Palantir Shares Slide After "Glitch" Allowed FBI Unauthorized Access To Private Social Media Data

Shares of Palantir (PLTR) plunged more than 4% on Wednesday after prosecutors leading the federal case against hacker Virgil Griffith revealed in a letter to the judge that the FBI had misused Palantir software due to a glitch, which allowed some unauthorized employees to access information from Griffith's social media accounts obtained with a search warrant.

The data recovered from Griffith’s Facebook and Twitter accounts, which was obtained through a federal search warrant in March 2020, was accessed by unauthorized agents who were working on a different case via the Palantir software developed for the FBI. The data was accessed for more than a year by at least four FBI employees, all of whom work outside of New York and were not investigating the case involving Griffith.

The FBI case agent assigned to Griffith’s case was alerted to the unauthorized access earlier this month, when another agent emailed him and said an analyst accessed the search warrant material on Palantir.

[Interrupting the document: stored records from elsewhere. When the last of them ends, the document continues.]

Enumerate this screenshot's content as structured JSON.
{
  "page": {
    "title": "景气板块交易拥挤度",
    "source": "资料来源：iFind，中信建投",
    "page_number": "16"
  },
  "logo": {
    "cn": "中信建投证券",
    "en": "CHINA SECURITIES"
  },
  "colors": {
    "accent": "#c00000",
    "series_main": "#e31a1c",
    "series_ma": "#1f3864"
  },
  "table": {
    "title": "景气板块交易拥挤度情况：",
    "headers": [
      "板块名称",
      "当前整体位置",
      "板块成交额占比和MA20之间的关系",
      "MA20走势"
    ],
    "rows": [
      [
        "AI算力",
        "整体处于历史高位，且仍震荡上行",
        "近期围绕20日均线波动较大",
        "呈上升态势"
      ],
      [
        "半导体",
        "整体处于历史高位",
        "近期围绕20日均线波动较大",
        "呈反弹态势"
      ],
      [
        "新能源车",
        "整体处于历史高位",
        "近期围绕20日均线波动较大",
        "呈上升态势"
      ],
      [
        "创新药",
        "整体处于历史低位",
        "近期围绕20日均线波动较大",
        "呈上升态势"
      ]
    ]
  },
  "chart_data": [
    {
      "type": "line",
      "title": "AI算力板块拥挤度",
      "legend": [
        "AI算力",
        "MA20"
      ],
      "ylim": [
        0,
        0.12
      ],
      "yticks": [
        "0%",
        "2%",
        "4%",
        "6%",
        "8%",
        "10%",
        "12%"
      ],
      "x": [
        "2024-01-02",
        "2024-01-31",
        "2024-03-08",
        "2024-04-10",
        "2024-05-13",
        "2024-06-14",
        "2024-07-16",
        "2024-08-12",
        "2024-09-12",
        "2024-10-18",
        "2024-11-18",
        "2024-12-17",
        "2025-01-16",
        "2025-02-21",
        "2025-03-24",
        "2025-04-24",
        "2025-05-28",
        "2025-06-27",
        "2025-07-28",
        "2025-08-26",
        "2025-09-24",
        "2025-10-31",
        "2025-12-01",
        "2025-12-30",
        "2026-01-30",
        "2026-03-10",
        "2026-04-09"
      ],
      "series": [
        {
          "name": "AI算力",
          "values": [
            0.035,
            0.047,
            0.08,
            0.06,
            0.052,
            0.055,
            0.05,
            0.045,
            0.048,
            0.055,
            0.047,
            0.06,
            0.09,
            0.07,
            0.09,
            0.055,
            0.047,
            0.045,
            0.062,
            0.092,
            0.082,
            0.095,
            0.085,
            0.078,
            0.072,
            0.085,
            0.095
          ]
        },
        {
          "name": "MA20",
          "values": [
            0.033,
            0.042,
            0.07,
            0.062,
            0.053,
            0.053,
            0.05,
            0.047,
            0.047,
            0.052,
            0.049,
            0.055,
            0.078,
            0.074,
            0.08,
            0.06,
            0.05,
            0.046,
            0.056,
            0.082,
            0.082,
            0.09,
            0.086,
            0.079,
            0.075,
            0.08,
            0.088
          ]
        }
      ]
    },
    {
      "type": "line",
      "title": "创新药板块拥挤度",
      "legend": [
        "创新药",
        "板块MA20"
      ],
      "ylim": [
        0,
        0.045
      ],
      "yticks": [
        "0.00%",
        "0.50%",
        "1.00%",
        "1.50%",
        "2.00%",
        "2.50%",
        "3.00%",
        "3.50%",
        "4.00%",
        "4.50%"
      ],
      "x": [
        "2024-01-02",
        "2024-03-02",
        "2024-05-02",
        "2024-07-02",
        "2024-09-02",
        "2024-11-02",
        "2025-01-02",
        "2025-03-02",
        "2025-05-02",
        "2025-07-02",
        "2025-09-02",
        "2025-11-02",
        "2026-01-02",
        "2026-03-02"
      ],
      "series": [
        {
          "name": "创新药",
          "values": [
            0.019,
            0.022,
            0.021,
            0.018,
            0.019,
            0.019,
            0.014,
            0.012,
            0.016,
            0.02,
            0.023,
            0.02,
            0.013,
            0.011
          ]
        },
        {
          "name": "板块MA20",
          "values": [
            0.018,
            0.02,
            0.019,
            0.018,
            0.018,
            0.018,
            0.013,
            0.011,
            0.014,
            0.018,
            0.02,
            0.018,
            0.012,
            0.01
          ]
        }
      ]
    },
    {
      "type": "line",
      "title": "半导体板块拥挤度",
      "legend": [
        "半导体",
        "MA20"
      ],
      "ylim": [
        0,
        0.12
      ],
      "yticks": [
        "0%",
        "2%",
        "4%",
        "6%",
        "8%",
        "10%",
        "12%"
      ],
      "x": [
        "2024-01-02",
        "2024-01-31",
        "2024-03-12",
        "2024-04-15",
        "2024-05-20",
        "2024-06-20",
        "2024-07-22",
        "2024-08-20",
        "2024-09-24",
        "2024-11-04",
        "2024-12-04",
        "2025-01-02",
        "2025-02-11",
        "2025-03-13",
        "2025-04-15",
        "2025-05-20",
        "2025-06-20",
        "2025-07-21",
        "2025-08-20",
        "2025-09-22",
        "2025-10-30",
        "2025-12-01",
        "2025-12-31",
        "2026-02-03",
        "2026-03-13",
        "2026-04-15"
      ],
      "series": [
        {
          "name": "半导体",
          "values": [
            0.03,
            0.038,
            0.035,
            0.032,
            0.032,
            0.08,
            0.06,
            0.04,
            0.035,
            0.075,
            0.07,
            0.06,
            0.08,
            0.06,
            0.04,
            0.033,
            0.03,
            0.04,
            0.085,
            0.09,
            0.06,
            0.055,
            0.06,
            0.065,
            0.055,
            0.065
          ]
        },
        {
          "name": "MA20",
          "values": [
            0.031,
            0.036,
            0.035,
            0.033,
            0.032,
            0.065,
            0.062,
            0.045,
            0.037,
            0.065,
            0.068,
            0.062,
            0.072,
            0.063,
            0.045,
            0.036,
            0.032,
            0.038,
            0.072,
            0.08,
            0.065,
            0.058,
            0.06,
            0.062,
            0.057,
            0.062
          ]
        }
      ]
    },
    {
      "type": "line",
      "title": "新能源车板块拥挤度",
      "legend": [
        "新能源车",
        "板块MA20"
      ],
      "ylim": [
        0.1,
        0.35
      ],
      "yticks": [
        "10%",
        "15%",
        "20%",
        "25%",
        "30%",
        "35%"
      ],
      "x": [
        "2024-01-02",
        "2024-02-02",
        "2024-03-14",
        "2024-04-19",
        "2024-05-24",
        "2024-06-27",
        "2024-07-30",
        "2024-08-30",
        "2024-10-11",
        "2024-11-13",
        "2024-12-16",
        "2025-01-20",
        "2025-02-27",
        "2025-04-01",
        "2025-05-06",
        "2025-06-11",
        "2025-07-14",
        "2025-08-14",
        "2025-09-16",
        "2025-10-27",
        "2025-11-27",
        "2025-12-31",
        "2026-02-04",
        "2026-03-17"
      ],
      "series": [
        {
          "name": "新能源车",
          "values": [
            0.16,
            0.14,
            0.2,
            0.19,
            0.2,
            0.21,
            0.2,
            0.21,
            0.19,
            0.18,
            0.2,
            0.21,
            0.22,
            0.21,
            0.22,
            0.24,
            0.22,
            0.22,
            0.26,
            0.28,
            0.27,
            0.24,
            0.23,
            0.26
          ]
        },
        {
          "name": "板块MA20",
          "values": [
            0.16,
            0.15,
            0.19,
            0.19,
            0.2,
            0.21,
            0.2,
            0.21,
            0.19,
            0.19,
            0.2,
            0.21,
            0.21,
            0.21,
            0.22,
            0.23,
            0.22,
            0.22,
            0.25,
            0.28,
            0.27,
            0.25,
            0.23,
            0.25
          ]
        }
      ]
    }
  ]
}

“An FBI analyst, in the course of conducting a separate investigation, had identified communications between the defendant and the subject of that other investigation by means of searches on the Platform that accessed the Search Warrant Returns,” the feds wrote in the letter filed Tuesday.

Manhattan prosecutors have asked Palantir to delete the data on Aug. 17 and said they didn't intend on using the information in their case against Griffith, according to the letter.

However, digital privacy groups fear the mishap could hint a wider problem with the FBI's use of Palantir, said Albert Fox Cahn, the founder of Surveillance Technology Oversight Project, a privacy and civil rights group.

"Since this same issue will happen whenever documents are uploaded with the default settings, and since there doesn’t seem to be any sort of automated notice when they have been improperly accessed, this suggests that it’s happening a lot more than just this one case," he said.

Griffith's lawyer, meanwhile, says he is looking into potential "remedies" that might help improve the situation of his client.